Roughly one in five students drop out of university in Australia in their first year. Students with prior emotional difficulties, who are doing their degrees part-time, mature age at entry, or from a lower socioeconomic status background are most likely to be in this category.
Not all of these factors can be changed. But there are ways parents and students can prepare for the transition to university.
Students who have previously struggled with emotional difficulties or mental health problems are particularly at risk. But the earlier the strategies to support these students are put in place, the more likely they are to succeed.
How much stress or anxiety is normal?
Starting university is a common cause of heightened stress. There are many new challenges to overcome, such as adjusting to a new learning environment that has less personalised assistance and greater emphasis on independent learning. It’s also challenging to be in a course with hundreds of other students you don’t know.

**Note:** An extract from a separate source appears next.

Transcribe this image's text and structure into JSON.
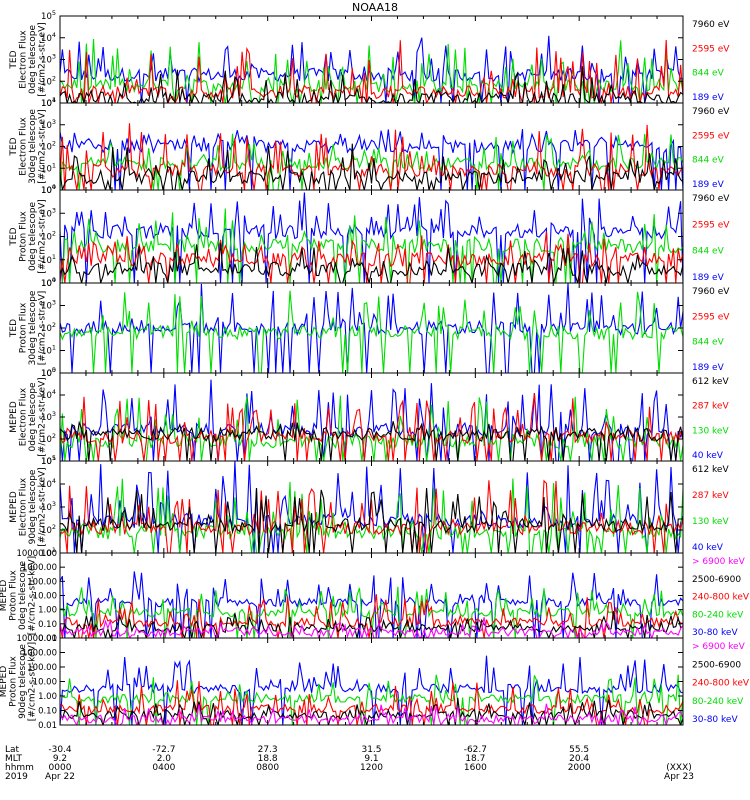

Most students adjust to these challenges, and the stress they experience should be temporary. But those who find change difficult, who worry excessively about their performance, are overly perfectionistic, or are fearful of public speaking or exams are likely to find transitioning to university particularly challenging.
Students who find these things difficult on an ongoing basis are likely suffering from an anxiety disorder. Anxiety disorders tend to run in families, and often start early in life. They have very negative impacts on someone’s functioning and well-being.
If your child is skipping lectures or tutorials, avoiding class presentations or exams, failing regularly, not handing in assignments, losing sleep, constantly worrying about their performance or thinking they’re not good enough, it’s time to intervene.